Life might be difficult, but my mom believed in life, and luck as an element of life. In Mom’s retirement years, Mom loved to spend time with her grandchildren. Besides that, she loved to play 6/49 and Banco. Each morning, she studied the patterns and the numbers before choosing them. She only spent the minimum to play. Often, my Dad took my Mom to casino; my Mom loved the slot machine but she never spent much. Mom also loved watching Hong Kong TV drama. These were her favourite past times.
Mom loved my husband’s cooking. She thought Desmond was the best chef in the family. We were grateful that we had the chance to invite my parents to our home for dinner before she fell really sick. We had a great time together.
My Mom taught me respect others, love, give, forgive and serve generously.
Mom, you are my hero. Without any family from your side, for support or advice, you had the courage to make all the decisions in our family when we were growing up. There was a lot of suffering, and you managed to keep the family together and marched on. I wish I had your strength.

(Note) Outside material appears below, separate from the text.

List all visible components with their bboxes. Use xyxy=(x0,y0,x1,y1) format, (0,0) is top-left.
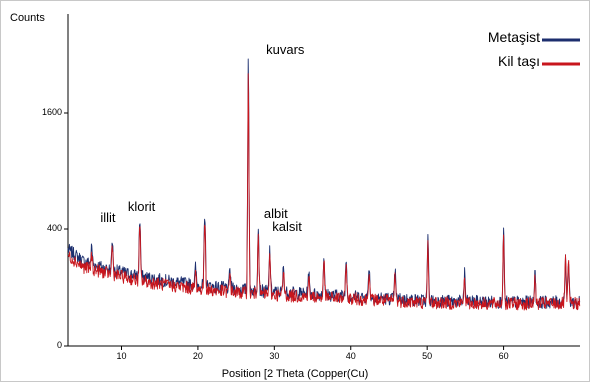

I lost my mother, not physically, about 5 years ago to the horrible disease of Alzheimer. She could not walk, then she lost her speech, then she lost her memory and forgot who we were. Her body was there, and we couldn’t communicate any more. Finally, she forgot how to swallow. I missed my Mom, the Mom who told me about her joys and her pain, the Mom who confided in me, the Mom who was my friend, the Mom who loved me unconditionally in spite of all my shortcomings. I will always love you and you will always be in my heart.
Mom, It was so difficult to see you suffer the last five years. Especially for Dad who went to see you daily at the Chinese Hospital and also my brother Yat Ching a number of times per week. Mom, now that your sufferings have ended and you are with our Lord, you are in a good place with my sister who will be there to take care of you.
May you rest in peace.
p.s. I want to thank my husband Desmond and my son Justin in helping me with the eulogy and the slides to celebrate my Mom’s life.